Even with STUN in place, 8%–10% of peer-to-peer connections will likely fail due to the peculiarities of their network policies. For example, a network administrator could block UDP outright for all the users on the network; see “STUN and TURN in Practice”. As a result, to deliver a reliable experience, the application may also need a TURN server to relay the data between the peers.

  • Relaying peer connections is suboptimal: there is an extra network hop, and with each stream streaming at 1+ Mbps, it is easy to saturate the capacity of any service. As a result, TURN is always used as a last resort and requires careful capacity planning by the application.
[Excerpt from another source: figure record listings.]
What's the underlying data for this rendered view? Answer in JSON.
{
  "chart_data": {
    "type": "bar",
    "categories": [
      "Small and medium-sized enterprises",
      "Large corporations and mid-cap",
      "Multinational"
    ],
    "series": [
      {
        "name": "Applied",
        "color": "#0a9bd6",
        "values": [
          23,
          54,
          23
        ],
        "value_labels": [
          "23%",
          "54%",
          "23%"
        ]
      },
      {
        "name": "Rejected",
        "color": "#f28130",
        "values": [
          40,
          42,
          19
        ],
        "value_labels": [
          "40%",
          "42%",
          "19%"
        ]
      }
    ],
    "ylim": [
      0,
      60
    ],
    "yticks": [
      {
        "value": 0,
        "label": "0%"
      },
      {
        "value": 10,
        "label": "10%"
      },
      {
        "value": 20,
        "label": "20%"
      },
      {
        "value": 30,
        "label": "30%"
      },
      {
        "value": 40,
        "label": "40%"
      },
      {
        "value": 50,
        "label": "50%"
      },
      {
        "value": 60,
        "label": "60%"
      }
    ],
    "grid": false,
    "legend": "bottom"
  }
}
Multiparty services may require centralized infrastructure to help optimize the delivery of many streams and provide additional services as part of the RTC experience. In some ways, multiparty gateways serve the same role as TURN but in this case for different reasons. Having said that, unlike TURN servers, which act as simple packet proxies, a "smart proxy" may require significantly more CPU and GPU resources to process each individual stream prior to forwarding the final output to each connected party.

Data Efficiency and Compression

WebRTC audio and video engines will dynamically adjust the bitrate of the media streams to match the conditions of the network link between the peers. The application can set and update the media constraints (e.g., video resolution, framerate, and so on), and the engines do the rest—this part is easy.

Unfortunately, the same can’t be said for DataChannel, which is designed to transport arbitrary application data. Similar to WebSocket, the DataChannel API will accept binary and UTF-8–encoded application data, but it does not apply any further processing to reduce the size of transferred data: it is the responsibility of the WebRTC application to optimize the binary payloads and compress the UTF-8 content.

Further, unlike WebSocket, which runs on top of a reliable and in-order transport, WebRTC applications must account for both the extra overhead incurred by the UDP, DTLS, and SCTP protocols and the peculiarities of data delivery over a partially reliable transport; see “Partially Reliable Delivery and Message Size”.

WebSocket offers a protocol extension that provides automatic compression of transferred data. Alas, there is no equivalent for WebRTC; all messages are transferred as they are provided by the application.

Performance Checklist

Peer-to-peer architectures pose their own unique set of performance challenges for the application. Direct, one-to-one communication is relatively straightforward, but things get much more complex when more than two parties are involved, at least as far as performance is concerned. A short list of criteria to put on the agenda:

Signaling service
  • Use a low-latency transport.
  • Provision sufficient capacity.
  • Consider using signaling over DataChannel once connection is established.
Firewall and NAT traversal
  • Provide a STUN server when initiating RTCPeerConnection.
  • Use trickle ICE whenever possible—more signaling, but faster setup.
  • Provide a TURN server for relaying failed peer-to-peer connections.
  • Anticipate and provision sufficient capacity for TURN relays.
Data distribution
  • Consider using a supernode or a dedicated intermediary for large multiparty communication.
  • Consider optimizing the received data on the intermediary prior to forwarding it to the other peers.
Data efficiency
  • Specify appropriate media constraints for voice and video streams.
  • Optimize binary payloads sent over DataChannel.
  • Consider compressing UTF-8 content sent over DataChannel.
  • Monitor the amount of buffered data on the DataChannel and adapt to changes in the conditions of the network link.
Delivery and reliability
  • Use out-of-order delivery to avoid head-of-line blocking.
  • If in-order delivery is used, minimize the message size to reduce the impact of head-of-line blocking.
  • Send small messages (< 1,150 bytes) to minimize the impact of packet loss on fragmented application messages.
  • Set appropriate retransmission count and timeouts for partially reliable delivery. The "right" settings depend on message size, type of application data, and latency between the peers.